No entanto, o Brasil, ex-astro dentre os países emergentes, no começo dos anos 2000 tomou o caminho do desenvolvimento que primeiramente beneficiou os mais pobres. Com a ajuda do boom do preço das matérias-primas e da política social do governo de Luiz Inácio Lula da Silva, do Partido dos Trabalhadores (PT), que ocupou o poder de 2003 a 2010, 25 milhões de brasileiros saíram da pobreza. De 2002 a 2014, o salário mínimo aumentou 77% em termos reais, ou seja, bem mais que a renda média (+40%). Entre 2004 e 2014, o índice de brasileiros que vivem em extrema pobreza, com menos de US$ 1 por dia (R$ 3,93), caiu para um terço, de 9,37% para 3,09%.
"A desigualdade diminuiu, mas não o suficiente", comenta Katia Maia, diretora da Oxfam Brasil. Para ir além, faltava a reforma fiscal que é o que se esperaria de um governo de esquerda. Pragmático, o ex-presidente tomou o cuidado de não assustar o "muro do dinheiro": "O Lula concentrou sua ação em ajudar os mais pobres, sem incomodar os mais ricos", resume Morgan Mila. Essa tática foi colocada em evidência por algumas pessoas desde que ele chegou ao poder em 2003, quando foi pela primeira vez à cúpula econômica de Davos, símbolo do capitalismo, e a seu contraponto, o Fórum Social de Porto Alegre.

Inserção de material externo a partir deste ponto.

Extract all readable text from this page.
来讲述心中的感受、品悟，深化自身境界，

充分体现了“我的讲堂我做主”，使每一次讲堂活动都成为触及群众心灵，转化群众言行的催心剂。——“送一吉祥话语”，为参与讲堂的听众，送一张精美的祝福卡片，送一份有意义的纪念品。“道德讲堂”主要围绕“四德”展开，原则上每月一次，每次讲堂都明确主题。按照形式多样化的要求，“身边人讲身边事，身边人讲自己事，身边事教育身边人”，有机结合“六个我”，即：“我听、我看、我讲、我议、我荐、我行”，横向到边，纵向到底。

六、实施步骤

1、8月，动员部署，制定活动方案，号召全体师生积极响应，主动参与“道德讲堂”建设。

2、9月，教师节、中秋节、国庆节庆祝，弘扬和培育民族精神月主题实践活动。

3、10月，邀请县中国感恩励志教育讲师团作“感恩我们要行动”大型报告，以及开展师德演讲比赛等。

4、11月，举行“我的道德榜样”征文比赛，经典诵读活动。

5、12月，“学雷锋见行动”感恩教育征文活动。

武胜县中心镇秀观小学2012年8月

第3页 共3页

Hoje, a recessão, a inflação de dois dígitos e o aumento do desemprego trazem os temores de um retrocesso. Em 2015, o país perdeu 1,5 milhão de empregos e a economia informal vem crescendo. Só que "o melhor programa social é o emprego", acredita Heloísa Oliveira, da fundação Abrinq, que visa proteger as crianças e os adolescentes. "A crise pode agravar a vulnerabilidade dos mais jovens", ela diz preocupada, lembrando que em 2010 19% das mães brasileiras tinham menos de 19 anos e que, no Nordeste, mais de um terço da população tem entre 0 e 18 anos e vive em favelas. Em certos Estados como o Acre, na Amazônia, o mais pobre do país, o coeficiente Gini, que mede as desigualdades, voltou a se agravar em 2015. Oliveira lamenta que não se tenha colocado mais ênfase na educação, pensando no futuro.
Mas não é mais tempo de gastar. A presidente Dilma Rousseff (PT), ameaçada de impeachment, desde 2014 parou de conduzir uma política social seguindo o modelo de seu antecessor, passando a adotar o rigor. Mesmo os sagrados gastos com o Carnaval, que será no início de fevereiro, foram revistos para baixo. Essa austeridade pode se revelar positiva caso Brasília reforme um Estado gastador e pouco eficiente, mas também negativa caso os cortes orçamentários sejam feitos de qualquer jeito e afetem os programas sociais, a ponto de comprometer a ambição do Brasil de fundar uma sociedade mais igualitária.